On a related topic, you said……….
“Like most MLPs, OCIR has made what's called a Section 754 election. This election allows OCIR to compute a depreciation deduction for each partner based on the amount that each partner paid for his/her units. So the more you pay, the larger the deduction, and conversely, the less you pay, the lower the deduction. When you sell your units, this deduction gets recaptured as ordinary gain.
So you could ask 10 unit holders what their K-1s showed, and you could legitimately get 10 different answers.
I paid an average price of $ 18 for my units. So if you were to buy today at $ 24 your line 1 - 19 losses would presumably be larger than mine.”
I’m not familiar with the Section 754 election but I plan to research it.
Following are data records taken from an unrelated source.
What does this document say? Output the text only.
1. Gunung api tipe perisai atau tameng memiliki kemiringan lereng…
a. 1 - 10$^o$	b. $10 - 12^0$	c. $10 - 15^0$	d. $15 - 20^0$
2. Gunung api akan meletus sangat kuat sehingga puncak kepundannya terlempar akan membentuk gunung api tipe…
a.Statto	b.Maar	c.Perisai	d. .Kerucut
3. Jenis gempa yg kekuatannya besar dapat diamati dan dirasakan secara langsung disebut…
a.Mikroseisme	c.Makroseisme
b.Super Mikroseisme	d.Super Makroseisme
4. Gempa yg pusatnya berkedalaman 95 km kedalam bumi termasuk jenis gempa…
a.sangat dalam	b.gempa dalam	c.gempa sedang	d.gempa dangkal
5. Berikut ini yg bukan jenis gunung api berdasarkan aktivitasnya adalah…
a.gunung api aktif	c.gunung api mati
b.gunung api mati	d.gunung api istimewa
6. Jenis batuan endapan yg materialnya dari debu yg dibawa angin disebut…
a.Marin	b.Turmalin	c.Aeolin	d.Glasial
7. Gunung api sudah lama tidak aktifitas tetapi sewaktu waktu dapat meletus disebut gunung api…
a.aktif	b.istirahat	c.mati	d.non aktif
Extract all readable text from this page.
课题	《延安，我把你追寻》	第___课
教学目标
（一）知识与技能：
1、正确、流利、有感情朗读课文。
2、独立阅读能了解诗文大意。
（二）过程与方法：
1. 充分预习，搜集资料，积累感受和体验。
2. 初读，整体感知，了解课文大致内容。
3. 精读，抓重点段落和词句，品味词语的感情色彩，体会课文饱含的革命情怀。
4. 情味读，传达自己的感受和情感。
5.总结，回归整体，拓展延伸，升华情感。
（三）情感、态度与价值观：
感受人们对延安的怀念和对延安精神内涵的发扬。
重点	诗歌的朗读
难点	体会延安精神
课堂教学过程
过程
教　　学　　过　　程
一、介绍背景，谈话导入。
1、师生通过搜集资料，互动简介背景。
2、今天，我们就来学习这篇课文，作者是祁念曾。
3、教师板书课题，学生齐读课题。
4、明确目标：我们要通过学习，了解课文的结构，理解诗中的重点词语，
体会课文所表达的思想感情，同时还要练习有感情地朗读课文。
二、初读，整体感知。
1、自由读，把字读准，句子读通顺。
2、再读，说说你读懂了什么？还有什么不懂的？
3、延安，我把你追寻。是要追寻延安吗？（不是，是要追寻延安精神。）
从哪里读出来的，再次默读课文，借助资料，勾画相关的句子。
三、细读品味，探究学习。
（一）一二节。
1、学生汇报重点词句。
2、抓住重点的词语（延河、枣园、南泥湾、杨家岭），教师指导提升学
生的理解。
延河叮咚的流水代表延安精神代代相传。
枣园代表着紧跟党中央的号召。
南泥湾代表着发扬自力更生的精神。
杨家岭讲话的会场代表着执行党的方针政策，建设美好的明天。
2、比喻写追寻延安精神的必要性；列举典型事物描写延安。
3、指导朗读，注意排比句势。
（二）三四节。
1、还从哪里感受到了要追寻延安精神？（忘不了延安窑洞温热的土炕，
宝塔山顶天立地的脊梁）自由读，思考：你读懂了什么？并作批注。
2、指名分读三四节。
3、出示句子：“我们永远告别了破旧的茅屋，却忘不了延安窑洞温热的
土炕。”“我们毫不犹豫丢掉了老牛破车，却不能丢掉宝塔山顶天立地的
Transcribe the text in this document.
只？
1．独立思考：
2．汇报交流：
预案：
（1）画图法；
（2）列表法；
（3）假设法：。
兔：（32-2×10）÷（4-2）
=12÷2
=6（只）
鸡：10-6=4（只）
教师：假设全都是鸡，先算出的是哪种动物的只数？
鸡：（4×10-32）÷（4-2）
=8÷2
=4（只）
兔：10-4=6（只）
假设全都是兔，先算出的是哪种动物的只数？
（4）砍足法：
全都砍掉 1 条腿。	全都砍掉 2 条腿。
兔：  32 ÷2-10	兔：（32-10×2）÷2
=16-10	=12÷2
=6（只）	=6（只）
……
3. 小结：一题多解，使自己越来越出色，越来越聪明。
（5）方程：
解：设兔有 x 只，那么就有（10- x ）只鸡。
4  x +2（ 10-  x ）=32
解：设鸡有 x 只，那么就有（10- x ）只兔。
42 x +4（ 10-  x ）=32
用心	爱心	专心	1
Your comment related to the depreciation deduction calculation is NOT consistent with my understanding (perhaps my understanding is not accurate).
I own roughly 20 MLPs, and for every MLP I am able to trace the increase/decrease in my tax basis each year based upon my share of all earnings types (adds to tax basis), my share of all earnings losses (subtracts from tax basis), my realized distributions (subtracts from tax basis), plus/minus my purchases/sales of units during the calendar year.
It is my belief that each limited partner is allocated income, losses, deductions, etc by “Item J” on your K-1, “Partner’s share of profit, loss, and capital”. The percentages only seem to change when shares are bought or sold.
It is/was my belief that these percentages are based upon number of shares purchased, but perhaps it is based upon dollar amount contributed(?). That said, why do these percentages not changes when the MLP issues more shares? Perhaps I need to study the topic.
The more I look at OCIR, the more interested I'm getting.
I'm really curious what percentage of OCIR's distributions are tax deferred. If you owned OCIR throughout 2014, would you be willing to share information from your K-1?
If yes, please reply to this message detailing the amounts in boxes 1-19, plus the number of shares you owned during 2014.
Thanks in advance!
It's so interesting all the "thumbs down" ratings on the posts questioning management compensation. There are only two conclusions: (1) The thumbs down are connected to those benefitting from the management compensation structure, or (2) The thumbs down are by those unable to comprehend how far out of proportion the compensation is relative to the magnitude of company revenue and earnings.
There is no need for this. The compensation structure could be brought in line with reality and there would still be more than enough compensation make the management team wildly wealthy.
If something doesn't change in the near future, this LLC will fade from a top performer to dead money into perpetuity.
Many thanks for your thoughtful comments. After reviewing the latest earnings and reviewing the industry fundamentals again, I recognize that there is risk but I feel comfortable with my modest 600 share position. I may even add to my position if there is weakness due to broader market conditions, which I think is likely.